Luisa Palicio por soleá.

Luisa Palicio por soleá. / Remedios Malvárez/Fundación Cajasol

Ella no pide mucho, a cambio de la felicidad que da. Algo aparentemente simple: sentarse en la butaca y abrir los ojos y oídos. Volvió a construir un monumento. Una obra de arte efímera que solo permanece en el recuerdo de los pocos que nos congregamos en el Teatro Cajasol. No se trata, solo, de destreza técnica. De oficio. De complicidad con sus colaboradores. La capacidad de trasmitir emociones es un don raro, que uno recibe por gentileza de la vida, la naturaleza, la divinidad o como lo queramos llamar. De repente, importa cada gesto, cada movimiento, cada silencio, cada respiración. Sentimos que estamos vivos, definitivamente. La plenitud de la vida. En tiempos en los que los simulacros de felicidad se venden tan caros, Luisa Palicio ofrece plenitud a cambio de algo tan simple, o aparentemente simple, como ver y oír. Cada movimiento, porque se baila, se interpreta, también con el rostro. Por supuesto que Palicio es una atleta, como todos los bailaores de hoy. Pero sabe que el arte va más allá de lo físico. Más allá de lo conceptual. De hecho, se trata de una puesta en escena sencilla, clásica. También la música y las letras que se cantan son tradicionales. Y el vestuario, delicioso.
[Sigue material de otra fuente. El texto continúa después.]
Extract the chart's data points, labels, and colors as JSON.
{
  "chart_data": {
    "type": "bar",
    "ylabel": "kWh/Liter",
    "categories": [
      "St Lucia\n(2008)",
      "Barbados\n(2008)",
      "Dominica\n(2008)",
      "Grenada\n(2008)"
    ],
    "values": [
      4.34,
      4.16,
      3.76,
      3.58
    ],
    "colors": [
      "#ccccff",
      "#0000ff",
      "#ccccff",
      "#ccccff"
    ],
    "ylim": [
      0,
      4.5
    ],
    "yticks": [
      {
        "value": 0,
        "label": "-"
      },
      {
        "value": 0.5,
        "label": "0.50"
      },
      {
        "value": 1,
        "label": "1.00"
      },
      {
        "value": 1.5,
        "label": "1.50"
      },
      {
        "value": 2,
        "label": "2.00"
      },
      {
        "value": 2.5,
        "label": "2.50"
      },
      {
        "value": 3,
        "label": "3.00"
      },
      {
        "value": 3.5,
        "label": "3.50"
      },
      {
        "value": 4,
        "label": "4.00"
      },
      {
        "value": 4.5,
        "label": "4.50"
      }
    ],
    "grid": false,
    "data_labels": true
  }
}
Pero se ofrecen con toda la frescura de la juventud, se trata de un grupo de intérpretes muy jóvenes. En la malagueña Palicio fue capaz de hacernos soñar sin dar un zapatazo. Borja Cortés es un bailaor de maneras clásicas pero de juventud desbordante. De líneas muy marcadas. Eléctrico pero que conoce el valor del silencio. Hizo una caña rotunda, de marchamo clásico, con mucho peso. Juntos bailaron las malagueñas mencionadas y los tangos de cierre, en los que alternaron estilos malagueños y trianeros.